Jobs that don’t match any Execution Point
Another common cause of an always-idle job is that the job doesn’t match any slot in the pool. Perhaps the memory or disk requested in the submit file is greater than any slot in the pool has. Perhaps your administrator requires jobs to set certain custom attributes to identify them, or for accounting. HTCondor has a tool we call better-analyze that simulates the matching of slots to jobs. It isn’t perfect, as it doesn’t have full knowledge of the system, but it is easy to run, and can help to quickly narrow down this kind of problems.

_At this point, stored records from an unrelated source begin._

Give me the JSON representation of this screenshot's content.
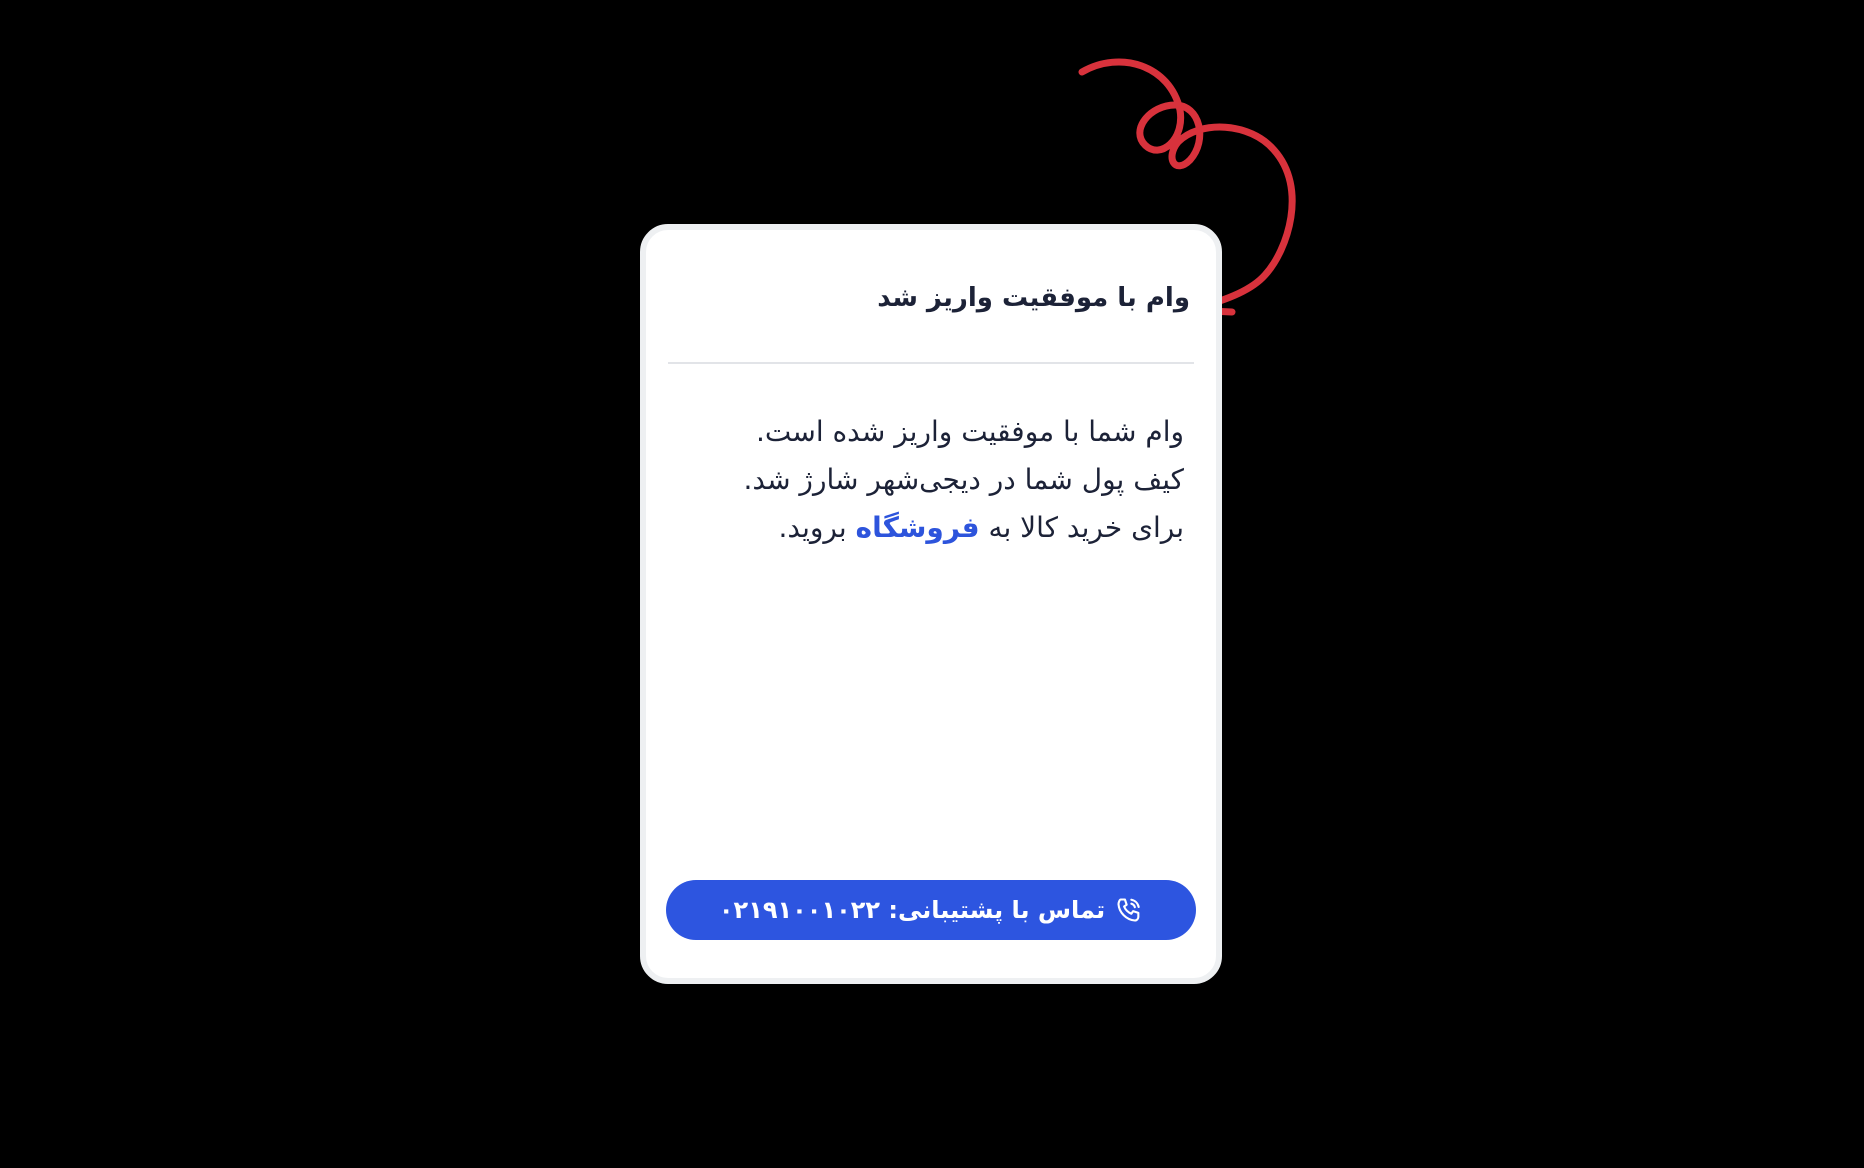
{
  "card": {
    "title": "وام با موفقیت واریز شد",
    "message": {
      "line1": "وام شما با موفقیت واریز شده است.",
      "line2": "کیف پول شما در دیجی‌شهر شارژ شد.",
      "line3_before": "برای خرید کالا به ",
      "store_link": "فروشگاه",
      "line3_after": " بروید."
    },
    "support_button": {
      "label": "تماس با پشتیبانی: ۰۲۱۹۱۰۰۱۰۲۲",
      "icon": "phone-call-icon"
    }
  },
  "annotation": {
    "icon": "red-curly-arrow",
    "color": "#d8323c"
  },
  "colors": {
    "accent": "#2d55e0",
    "text": "#1c2237",
    "background": "#000000",
    "card": "#ffffff"
  }
}
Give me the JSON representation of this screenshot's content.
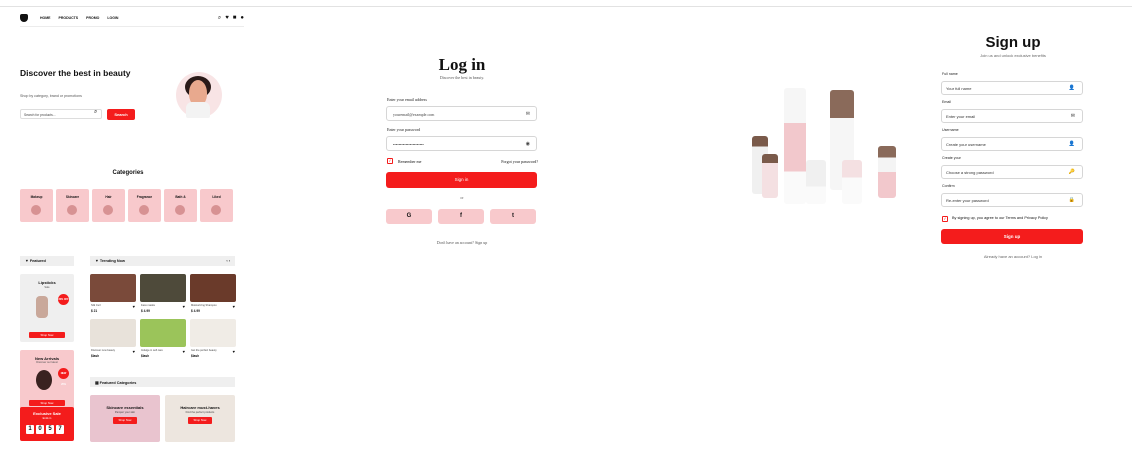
{
  "colors": {
    "accent": "#f41c1c",
    "pink": "#f8c9cc",
    "grey": "#efefef"
  },
  "home": {
    "nav": {
      "links": [
        "HOME",
        "PRODUCTS",
        "PROMO",
        "LOGIN"
      ],
      "icons": [
        "search-icon",
        "heart-icon",
        "bag-icon",
        "user-icon"
      ]
    },
    "hero": {
      "title": "Discover the best in beauty",
      "subtitle": "Shop by category, brand or promotions",
      "search_placeholder": "Search for products...",
      "search_button": "Search"
    },
    "categories": {
      "title": "Categories",
      "items": [
        "Makeup",
        "Skincare",
        "Hair",
        "Fragrance",
        "Bath &",
        "Liked"
      ]
    },
    "featured": {
      "title": "Featured",
      "card1": {
        "title": "Lipsticks",
        "sub": "Sale",
        "badge": "30% OFF",
        "button": "Shop Now"
      },
      "card2": {
        "title": "New Arrivals",
        "sub": "Discover our latest",
        "badge": "NEW 20%",
        "button": "Shop Now"
      },
      "card3": {
        "title": "Exclusive Sale",
        "sub": "Ends in",
        "digits": [
          "1",
          "0",
          "5",
          "7"
        ]
      }
    },
    "trending": {
      "title": "Trending Now",
      "arrows": "‹ ›",
      "items": [
        {
          "name": "Silk Curl",
          "price": "$ 21"
        },
        {
          "name": "Face masks",
          "price": "$ 4.99"
        },
        {
          "name": "Moisturizing Shampoo",
          "price": "$ 4.99"
        },
        {
          "name": "Discover new beauty",
          "price": "$lash"
        },
        {
          "name": "Indulge in self care",
          "price": "$lash"
        },
        {
          "name": "Get the perfect beauty",
          "price": "$lash"
        }
      ]
    },
    "featured_categories": {
      "title": "Featured Categories",
      "items": [
        {
          "title": "Skincare essentials",
          "sub": "Pamper your skin",
          "button": "Shop Now"
        },
        {
          "title": "Haircare must-haves",
          "sub": "Find the perfect products",
          "button": "Shop Now"
        }
      ]
    }
  },
  "login": {
    "title": "Log in",
    "subtitle": "Discover the best in beauty.",
    "email_label": "Enter your email address",
    "email_value": "youremail@example.com",
    "password_label": "Enter your password",
    "password_value": "••••••••••••••••••••••",
    "remember": "Remember me",
    "forgot": "Forgot your password?",
    "button": "Sign in",
    "or": "or",
    "social": [
      "G",
      "f",
      "t"
    ],
    "footer": "Don't have an account? Sign up"
  },
  "signup": {
    "title": "Sign up",
    "subtitle": "Join us and unlock exclusive benefits",
    "fields": [
      {
        "label": "Full name",
        "placeholder": "Your full name",
        "icon": "user-icon"
      },
      {
        "label": "Email",
        "placeholder": "Enter your email",
        "icon": "mail-icon"
      },
      {
        "label": "Username",
        "placeholder": "Create your username",
        "icon": "user-icon"
      },
      {
        "label": "Create your",
        "placeholder": "Choose a strong password",
        "icon": "key-icon"
      },
      {
        "label": "Confirm",
        "placeholder": "Re-enter your password",
        "icon": "lock-icon"
      }
    ],
    "terms": "By signing up, you agree to our Terms and Privacy Policy",
    "button": "Sign up",
    "footer": "Already have an account? Log in"
  }
}
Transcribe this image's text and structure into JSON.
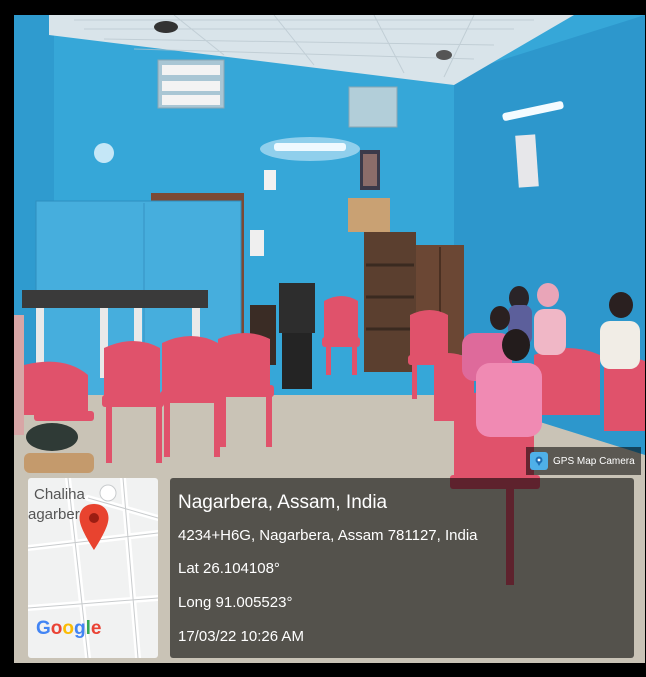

$ condor_q -better-analyze 781.0
Now, as condor_q -better-analyze by default, tries to simulate matching this job to all slots in the pool, this can take a while, and generate a lot of output. Sometimes, you are pretty sure that a job should match one particular slot, in that case, you can restrict the matching attempt to that one slot by running
$ condor_q -better-analyze 781.0 -machine machine_in_question
which will emit information only about a potential match to machine_in_question. If the last few lines of this look like this:
The Requirements expression for job 781.0 reduces to these conditions:
Step Matched Condition
----- -------- ---------
[0] 1 TARGET.Arch == "X86_64"
[1] 1 TARGET.OpSys == "LINUX"
[3] 1 TARGET.Disk >= RequestDisk
[5] 0 TARGET.Memory >= RequestMemory
781.007: Run analysis summary ignoring user priority. Of 1 machines,
1 are rejected by your job's requirements
0 reject your job because of their own requirements
0 match and are already running your jobs
0 match but are serving other users
0 are able to run your job
WARNING: Be advised:
No machines matched the jobs's constraints
In this example, RequestMemory is set too high, so the job won’t match any machines. Maybe it was a typo. Try setting it lower to see if the job will match. If condor_q -better-analyze tells you that some machines do match, then this probably isn’t the problem, or, it could be that very few machines in your pool match your job, and you’ll just need to wait until they are available.
Not enough priority
Another reason your job isn’t running is that other jobs of yours are running, but your priority isn’t good enough to allow any more of your jobs running. If this is a problem, the HTCondor condor_schedd will run your jobs in the order specified by the Job_Priority submit command. You could give your more important jobs a higher job priority. The command condor_userprio -all will show you your current userprio, which is what HTCondor uses to calculate your fair share.
Systemic problems
The final case is that you have done nothing wrong, but there is some problem with the system. Maybe a network is down, or a system daemon has crashed, or there is an overload somewhere. If you are an expert, there may be information in the debug logs, usually found in /var/log/condor. In this case, you may need to consult your system administrator, or ask for help on the condor-users email list.